Many of the Katy area’s leading employers have headquarters along these major thoroughfares, including the Westpark Tollway and the Grand Parkway—a trend that is common in areas that experience tremendous growth, Martinez said.

“Things that typically go hand in hand with population growth are restaurants, financial and health care [businesses],” Martinez said. “They tend to cluster around rooftops.”

Kyle Stanzel, chief operating officer for Houston Methodist West, said he anticipates the hospital will need to add at least 129 more beds for a total count of 400 by 2033. This hospital is undergoing several multimillion-dollar expansion projects, including the construction of a third medical office building concluding in 2023. The medical building will staff about 300 employees.
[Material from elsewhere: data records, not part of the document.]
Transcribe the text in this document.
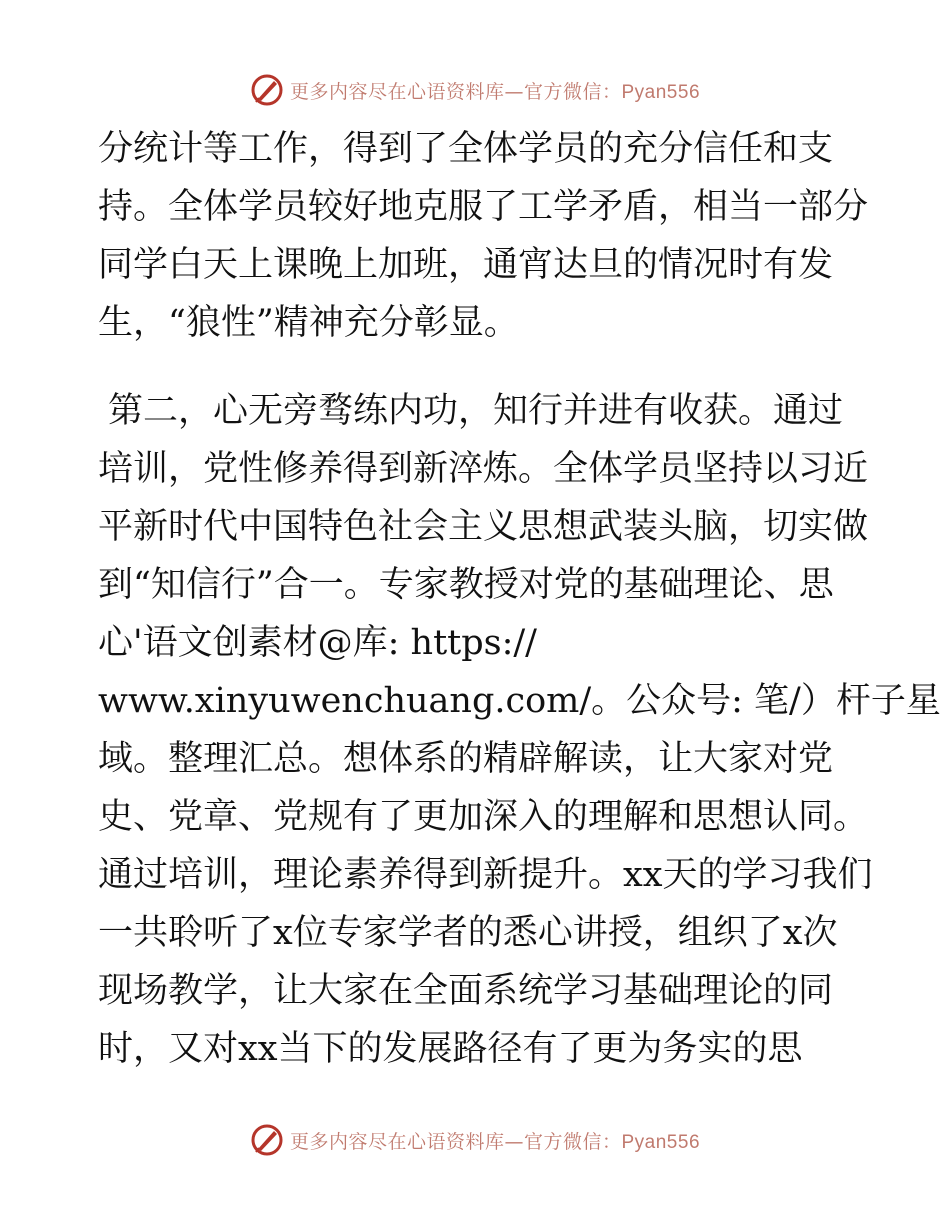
更多内容尽在心语资料库—官方微信：Pyan556
分统计等工作，得到了全体学员的充分信任和支
持。全体学员较好地克服了工学矛盾，相当一部分
同学白天上课晚上加班，通宵达旦的情况时有发
生，“狼性”精神充分彰显。
第二，心无旁骛练内功，知行并进有收获。通过
培训，党性修养得到新淬炼。全体学员坚持以习近
平新时代中国特色社会主义思想武装头脑，切实做
到“知信行”合一。专家教授对党的基础理论、思
心'语文创素材@库: https://
www.xinyuwenchuang.com/。公众号: 笔/）杆子星
域。整理汇总。想体系的精辟解读，让大家对党
史、党章、党规有了更加深入的理解和思想认同。
通过培训，理论素养得到新提升。xx天的学习我们
一共聆听了x位专家学者的悉心讲授，组织了x次
现场教学，让大家在全面系统学习基础理论的同
时，又对xx当下的发展路径有了更为务实的思
更多内容尽在心语资料库—官方微信：Pyan556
In 10 years, Stanzel said he expects to add 1,600 employees to the staff of about 2,000 to maintain facilities. The main challenge, he said, will be developing the talent of the future.

“It is critical that we continue to work with our education partners to educate students about opportunities in our industry so we can bring that top talent back to Katy and West Houston,” Stanzel said.

Another driver to the Katy area’s population growth has been Katy ISD, which Martinez said is expected to reach 100,000 students by 2027-28.

The Katy Area EDC listed KISD as the top 2022 employer in the area. According to the KISD Human Resources Department, the district has 12,565 total staff, not including substitute teachers and temporary workers.

In total, based on new schools and population growth, KISD human resources staff said the district could see up to 5,000 new positions created across all job levels by 2032.

Martinez said he thinks employer growth will coincide with the industries that are already targeted by the area’s EDC—which include the energy sector, life sciences, manufacturing, research and development industries, and regional headquarters companies.

In 2023, the EDC will continue developing its strategic plan, which aims to fortify the Katy area’s economic development. It will focus on marketing and business development, competitiveness and effective organization.

Martinez said the EDC’s collaboration with the Greater Houston Partnership, the Houston area’s largest chamber of commerce, will help attract companies and quality jobs.

“We are always going to be focusing on our relationships across the region, not only with institutions like ourselves, but also with members of our organization and [identifying] what their roles are,” he said.